Location
- 1515 Kensington Parkway Brockville, Ontario, K6V 6H9 Canada 44°36′44″N 75°43′04″W﻿ / ﻿44.61222°N 75.71778°W

Information
- School type: Public, Separate Elementary school and high school
- Motto: Ange-Gabriel : j'y crois! (Ange-Gabriel: I believe!)
- Religious affiliation: Catholic
- Founded: 1995
- School board: Conseil des écoles catholiques du Centre-Est
- Area trustee: Diane Burns
- School number: 735632 (elementary) 855949 (secondary)
- Principal: Chantal Blanchet
- Grades: Junior Kindergarten – 12
- Language: French
- Website: ange-gabriel.ecolecatholique.ca/fr/

= Académie catholique Ange-Gabriel =

The Académie catholique Ange-Gabriel is a French school in the city of Brockville, Ontario, Canada. It is part of the Conseil des écoles catholiques du Centre-Est school board and offers instruction from junior kindergarten to grade 12. It has a population of 360 students.

== History ==
The school was established in 1995 based on the recognition of the need for a French language school within the city.

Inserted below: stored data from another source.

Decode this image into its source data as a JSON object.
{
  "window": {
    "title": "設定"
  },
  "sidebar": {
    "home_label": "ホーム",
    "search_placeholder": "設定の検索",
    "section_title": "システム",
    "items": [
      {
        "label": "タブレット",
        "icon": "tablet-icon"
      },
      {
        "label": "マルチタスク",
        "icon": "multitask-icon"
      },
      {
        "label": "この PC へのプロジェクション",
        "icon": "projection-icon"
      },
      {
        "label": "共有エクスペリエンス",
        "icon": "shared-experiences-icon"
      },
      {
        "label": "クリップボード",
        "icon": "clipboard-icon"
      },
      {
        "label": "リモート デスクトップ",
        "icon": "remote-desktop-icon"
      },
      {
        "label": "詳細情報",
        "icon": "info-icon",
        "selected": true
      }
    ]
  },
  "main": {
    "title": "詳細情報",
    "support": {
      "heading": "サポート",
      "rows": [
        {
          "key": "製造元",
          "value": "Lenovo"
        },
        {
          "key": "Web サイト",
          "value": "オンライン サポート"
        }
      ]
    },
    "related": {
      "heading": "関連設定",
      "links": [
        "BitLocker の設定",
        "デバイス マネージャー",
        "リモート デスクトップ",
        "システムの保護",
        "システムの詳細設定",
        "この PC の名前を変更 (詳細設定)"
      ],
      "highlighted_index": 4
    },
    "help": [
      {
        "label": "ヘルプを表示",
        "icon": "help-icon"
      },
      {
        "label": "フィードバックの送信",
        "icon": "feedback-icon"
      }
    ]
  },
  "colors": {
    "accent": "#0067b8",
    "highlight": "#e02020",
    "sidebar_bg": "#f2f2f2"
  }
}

During its first year, the school served eight students and operated in the basement of the Centennial Road Standard Church. In 1997, the school moved to Sharpe's Lane off Highway 2 East. In 2006, the school moved to its current site in a new building on Kensington Parkway, three times bigger than the old school, and with space for a Centre des enfants (day care). As of 2025, Ange-Gabriel serves 360 students.